Vous écrivez d’ailleurs :  » Quand on ne sait plus qui l’on est, on est mal avec tout le monde… « 

Et avec soi-même aussi… Qu’est-ce qui distingue l’Europe de l’Amérique, par exemple ? Existe-t-il une culture européenne ? Non, un jeune Allemand de 20 ans a une culture allemande et une culture américaine. Idem pour le Français, le Néerlandais, l’Italien… Il parle sa langue ; il a vaguement appris quelque chose de ses traditions, de sa musique, de sa littérature… Mais pour le reste, ce qu’il a de commun avec les autres, c’est le rock, le cinéma et les jeux vidéo.
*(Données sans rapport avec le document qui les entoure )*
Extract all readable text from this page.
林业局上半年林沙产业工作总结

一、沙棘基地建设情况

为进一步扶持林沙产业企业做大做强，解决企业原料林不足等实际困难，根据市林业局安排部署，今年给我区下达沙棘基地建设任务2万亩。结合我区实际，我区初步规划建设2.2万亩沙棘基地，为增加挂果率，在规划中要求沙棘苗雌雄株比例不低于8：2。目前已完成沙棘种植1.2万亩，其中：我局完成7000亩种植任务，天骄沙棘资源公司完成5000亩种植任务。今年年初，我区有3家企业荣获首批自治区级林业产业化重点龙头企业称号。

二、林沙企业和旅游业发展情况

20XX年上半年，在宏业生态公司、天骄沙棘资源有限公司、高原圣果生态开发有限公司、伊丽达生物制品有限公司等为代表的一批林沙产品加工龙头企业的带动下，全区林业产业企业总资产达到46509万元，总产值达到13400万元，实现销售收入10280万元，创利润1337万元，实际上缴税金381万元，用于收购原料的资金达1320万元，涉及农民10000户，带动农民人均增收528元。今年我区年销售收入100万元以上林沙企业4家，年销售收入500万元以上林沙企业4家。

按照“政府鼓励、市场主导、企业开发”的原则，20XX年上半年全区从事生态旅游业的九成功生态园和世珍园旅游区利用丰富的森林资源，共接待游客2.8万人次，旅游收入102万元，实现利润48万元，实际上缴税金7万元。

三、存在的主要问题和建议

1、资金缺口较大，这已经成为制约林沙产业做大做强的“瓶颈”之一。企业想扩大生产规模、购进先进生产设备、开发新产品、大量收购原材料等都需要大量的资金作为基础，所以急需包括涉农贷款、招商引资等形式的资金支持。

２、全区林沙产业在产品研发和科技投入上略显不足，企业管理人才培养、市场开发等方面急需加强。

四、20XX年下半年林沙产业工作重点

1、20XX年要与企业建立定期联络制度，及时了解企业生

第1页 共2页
Cela pourrait tout de même interpeller les Européens. Notre incapacité à promouvoir un sens commun européen.

Vous constatez que l’on n’arrive pas à se défaire du sacré. Trouvez-vous que la  » re-sacralisation  » du corps ou de la religion évite des dérives mercantiles ?

Je me demande pourquoi on n’arrive pas à se défaire du sacré. Et le sacré n’est pas nécessairement le religieux. Il y a un sacré civil et laïque qui peut prendre la figure d’un mausolée à Ankara, celui d’Atatürk, d’un panthéon à Paris, d’un monument aux morts ailleurs. Il est vrai que le sacré est une façon de mettre hors sphère marchande un certain nombre de choses, dont le corps. Si on échappe encore au commerce des organes, qui se fera toujours au détriment des pauvres et au bénéfice des riches, c’est parce que le corps humain a encore quelque chose de sacré. On ne peut pas en faire commerce. Généralement, le sacré est ce que l’on ne peut pas échanger sur un marché. C’est intéressant.

Vous écrivez :  » N’allez pas croire qu’une connexion vaut connivence.  » Faut-il se méfier du caractère parfois superficiel des comportements liés aux nouvelles technologies ?

Les nouvelles technologies ont un immense intérêt. Il ne s’agit pas de s’opposer aux nouvelles technologies ; il s’agit de comprendre qu’elles ne résolvent pas tous les problèmes humains. Les connexions provoquent des réunions éphémères d’individus qui ont du mal à traverser le temps. Ce sont des rencontres qui peuvent être bénéfiques mais qui restent volatiles. Je ne crois pas que l’on puisse fonder une communauté de destins à partir d’un écran d’ordinateur.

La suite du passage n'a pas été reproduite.